En évaluant les performances moyennes d’un algorithme. Nous avons prouvé que l’algorithme online présenté par Demange et Paschos en 2005 (dont le rapport d’approximation en pire cas est égal au degré maximum du graphe) est au plus 2-approché en moyenne dans n’importe quel graphe. Ce résultat, combiné à d’autres, montre que cet algorithme est "en pratique" meilleur que la plupart des algorithmes 2-approchés connus, malgré un mauvais rapport d’approximation en pire cas .

En comparant les performances de différents algorithmes (analytiquement et expérimentalement). Nous avons proposé un algorithme de liste et nous avons prouvé analytiquement qu’il retourne toujours une meilleure solution que celle construite par un autre algorithme de liste récent [ORL 2006] quand ils traitent la même liste de sommets (dans certains graphes particuliers, la différence de taille peut être arbitrairement grande).

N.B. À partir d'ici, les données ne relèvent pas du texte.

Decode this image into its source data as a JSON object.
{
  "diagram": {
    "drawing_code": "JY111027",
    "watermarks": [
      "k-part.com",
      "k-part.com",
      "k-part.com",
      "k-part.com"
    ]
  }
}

Nous avons également comparé analytiquement (en utilisant des outils comme les séries génératrices) les performances moyennes de six algorithmes sur les chemins. Nous les avons ensuite expérimentées sur un grand nombre de graphes de diverses familles bien choisies.

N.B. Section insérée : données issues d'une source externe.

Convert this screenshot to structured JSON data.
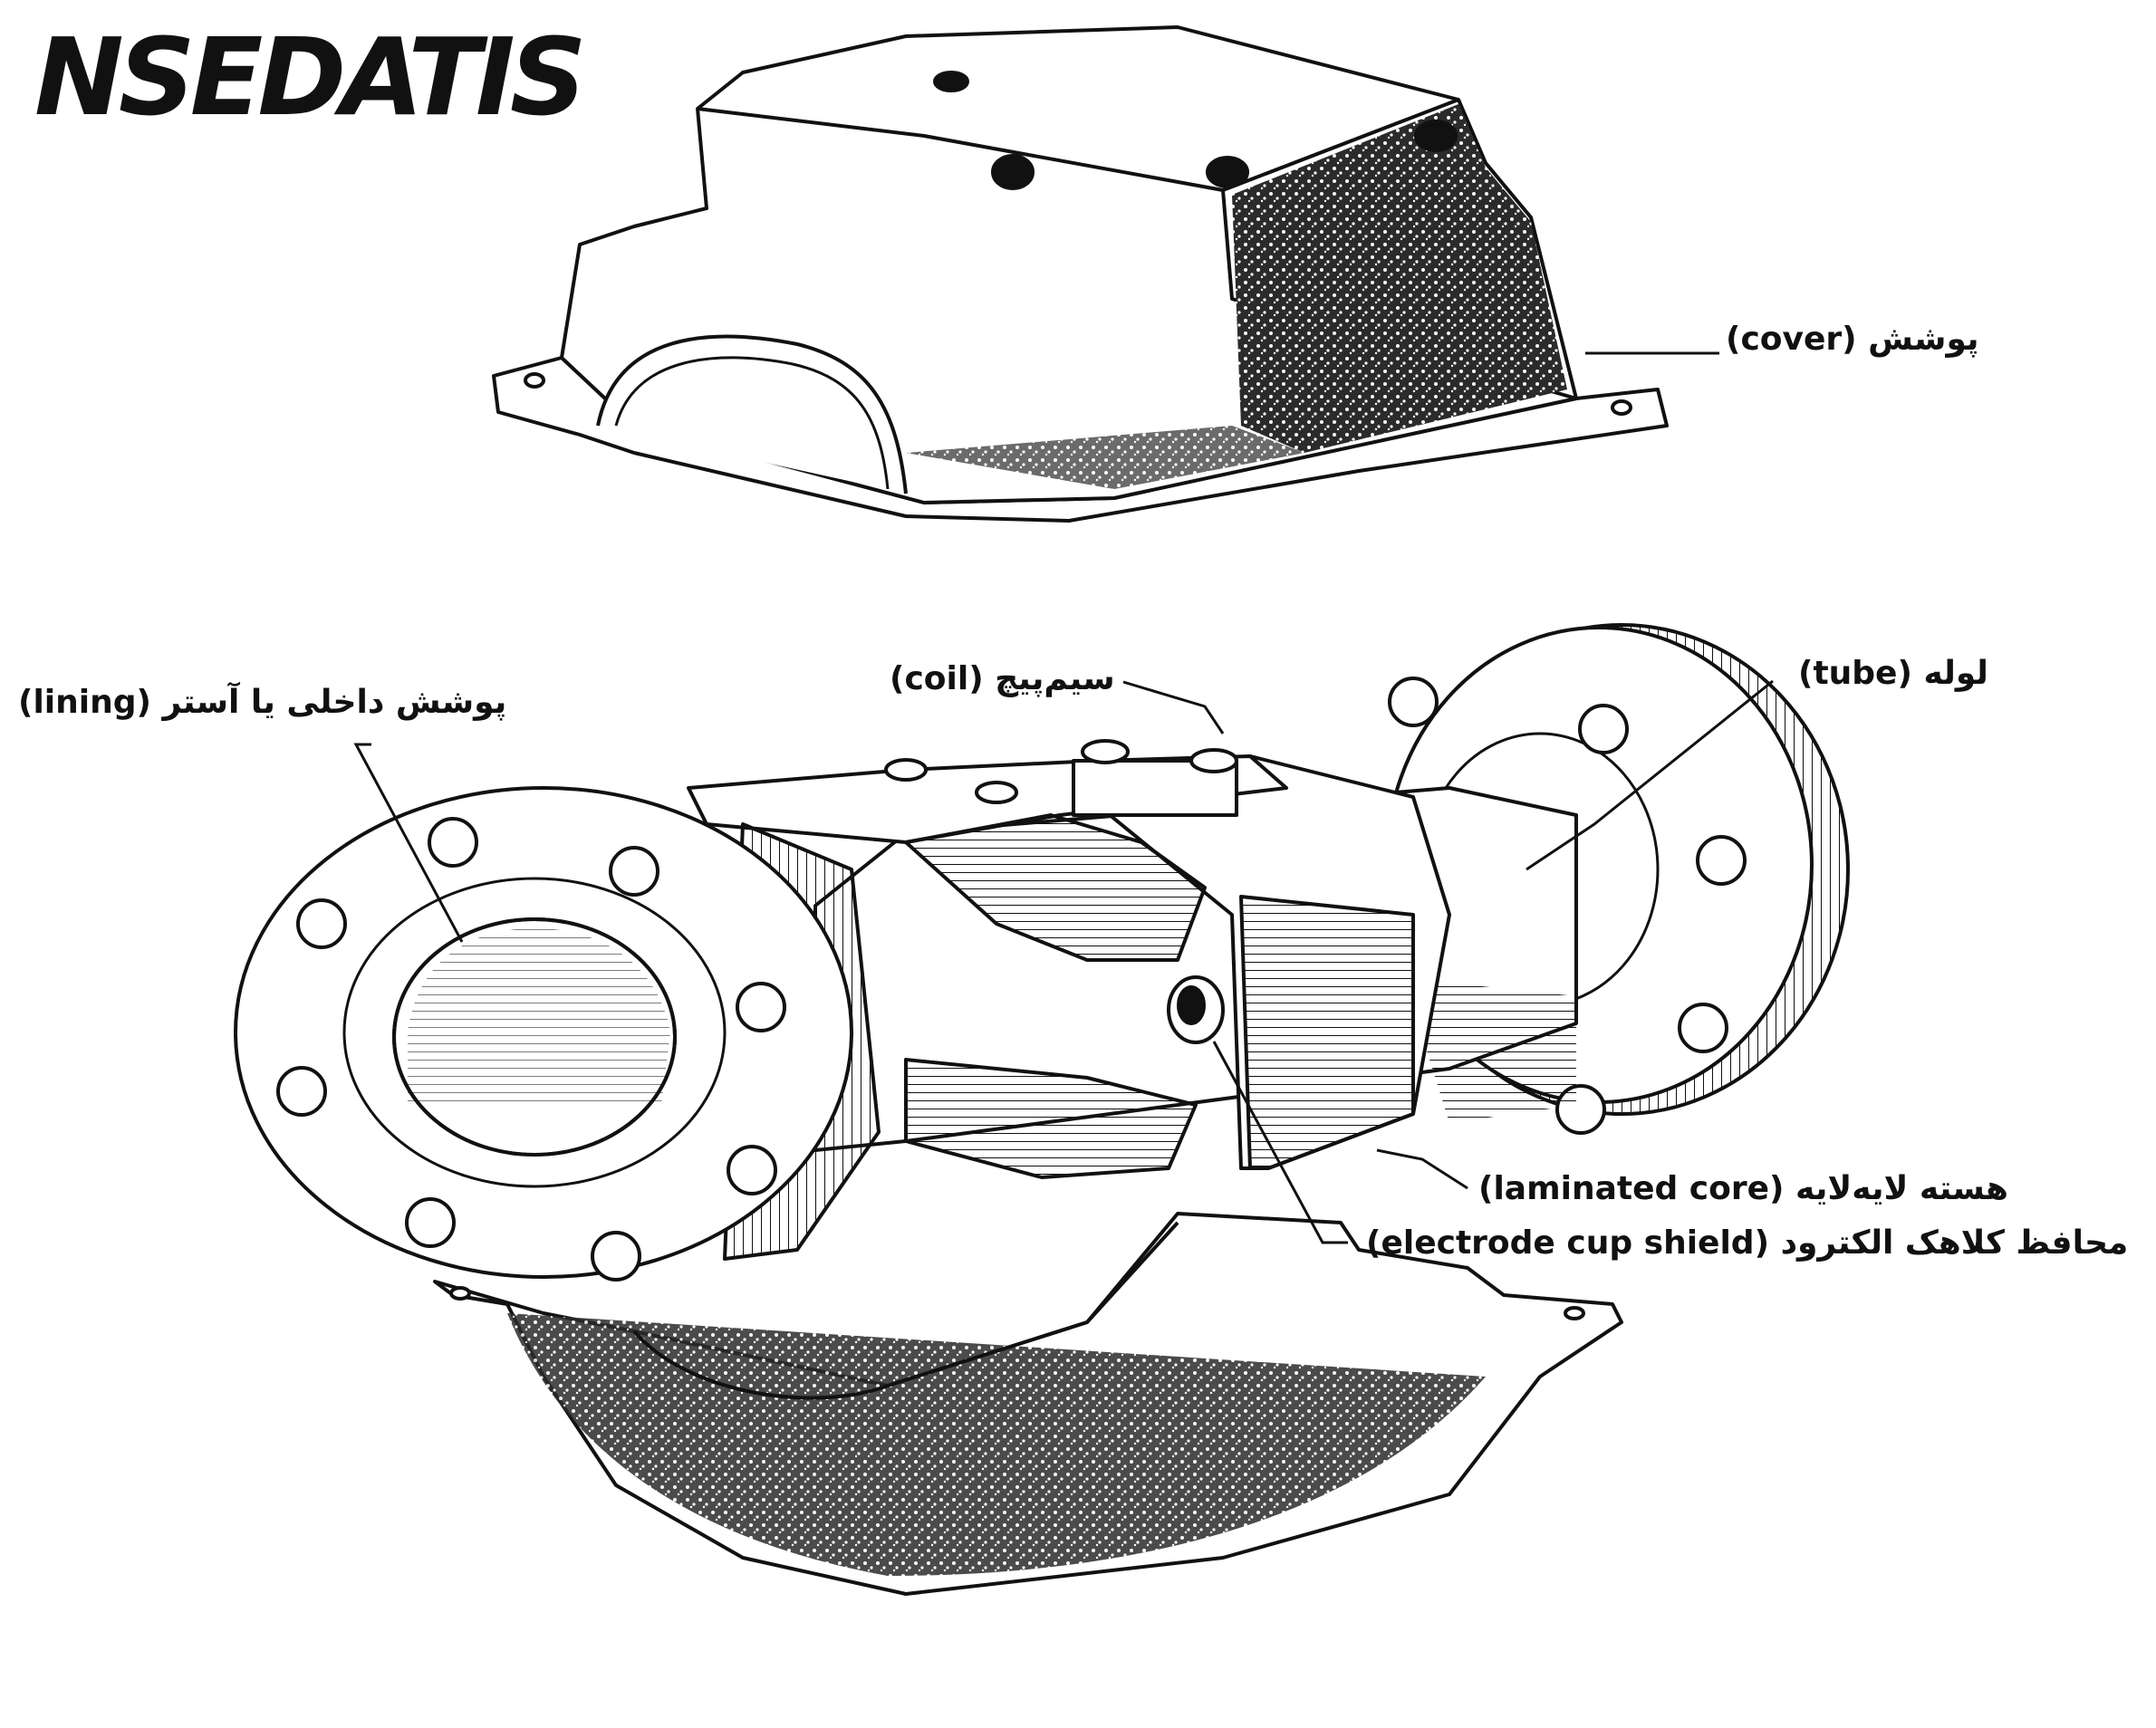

On constate dans ces études que les algorithmes 2-approchés étudiés sont ceux qui obtiennent les plus mauvaises performances en moyenne et que ceux qui ont les meilleurs comportements moyens ont de mauvais rapports d’approximation (fonction du degré max. du graphe).

Tous ces résultats montrent que le rapport d’approximation en pire cas n’est pas toujours suffisant pour caractériser l’intégralité de la qualité d’un algorithme et que d’autres analyses (en moyenne notamment) doivent être effectuées pour en faire le tour.

Tuesday 12 January 2010

Expressions booléennes aléatoires : probabilités, complexité et comparaison quantitative de logique propositionnelle

fr 

Pour son premier séminaire de l’année ce 12 janvier, l’équipe OCAD accueille Antoine Genitrini (ATER, PRISM, Université de Versailles Saint-Quentin-en-Yvelines).

Écrivez une formule booléenne de manière aléatoire, construite avec des ensembles fixés de connecteurs et de littéraux. Quelle est la fonction booléenne « typique » qu’elle représente ? Quelle est la probabilité que la formule calcule la fonction Vrai ? Un littéral ? Ou une autre fonction donnée ? D’autres questions de nature un peu différente peuvent se poser : quelle est la complexité de la fonction booléenne représentée par cette formule aléatoire (i.e. la taille de la plus petite formule la représentant) ? Quelle est la complexité moyenne d’une fonction booléenne définie sur k variables ?

Ces questions mettent en avant le problème suivant : comment définir une distribution de probabilité sur les fonctions booléennes ? Les premiers articles se posant ce genre de questions ont mis en avant deux modèles de formules booléennes aléatoires, basées sur les connecteurs binaires Et/Ou, et qui engendrent une distribution (non uniforme) sur les fonctions booléennes. Ces articles n’ont répondu que très partiellement aux premières questions que j’ai évoquées. On adapte aisément ces distributions au cas de formules construites à l’aide de l’unique connecteur Implication, un des connecteurs de base d’un point de vue logique. Ce modèle de base suscite de l’intérêt car certaines formules représentant des tautologies (formule calculant toujours Vrai) en logique classique ne sont pas des tautologies en logique intuitionniste.

Dans un premier temps, j’exposerai les résultats concernant l’ensemble des fonctions booléennes construites sur l’Implication, puis j’aborderai en détail les tautologies. Dans un troisième temps, j’enrichirai le modèle de formules en utilisant plusieurs connecteurs logiques aléatoires. Enfin, je conclurai l’exposé en abordant différentes perspectives relatives à ces problèmes et sur lesquelles je travaille actuellement.